Single by The Pipkins
from the album Gimme Dat Ding
B-side "To Love You"
Released 1970
Genre Novelty, music hall
Length 2:10
Label EMI Columbia (UK), Capitol (US/Can)
EMI: DB8662; Capitol: 2819
Writer(s) Albert Hammond and Mike Hazlewood
Producer(s) John Burgess

"Gimme Dat Ding" is a 1970 popular UK song, of the novelty type, sung by "one-hit wonder" The Pipkins, and written and composed by Albert Hammond and Mike Hazlewood. Released as a single, it is the title selection of an album which The Pipkins recorded and released on the EMI Columbia Records label. The song also appeared on the compilation of the same name, which The Pipkins shared with another up-and-coming UK group The Sweet. It has also been included on many other compilation albums. The song was arranged by Big Jim Sullivan.

"Gimme Dat Ding" is a call-and-response duet between a deep, gravelly voice, that of Tony Burrows, and a high tenor, that of Roger Greenaway. The voices are said to represent a piano and a metronome. The gravelly voice is also thought to be an imitation of Arte Johnson's recurring dirty old man character "Tyrone F. Horneigh" on the NBC-TV show Rowan & Martin's Laugh-In, of Popeye the Sailor Man, of Wolfman Jack, or of the 1930s and 1940s film actor Eugene Pallette.

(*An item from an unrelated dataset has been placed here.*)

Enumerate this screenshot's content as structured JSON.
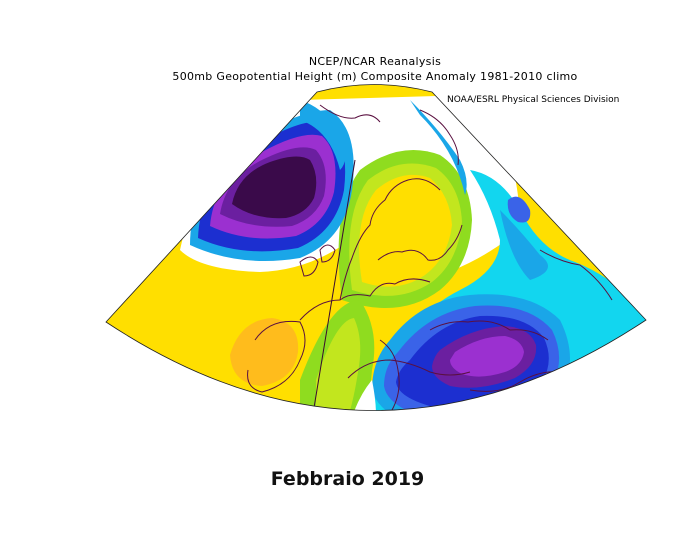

When Hammond and Hazlewood wrote and composed "Gimme Dat Ding," it was one selection from their musical sequence "Oliver in the Overworld," which formed part of the British children's show, Little Big Time, hosted by Freddie and the Dreamers; this narrated a surreal story of a little boy seeking the parts to mend his grandfather clock. The lyrics of the song relate to this story, the song being sung by a metronome who has been expelled by the Clockwork King; the "ding" has been stolen from the metronome by the "Undercog." The original version of the song, as performed by Freddie Garrity, was released on the album Oliver in the Overworld in 1970.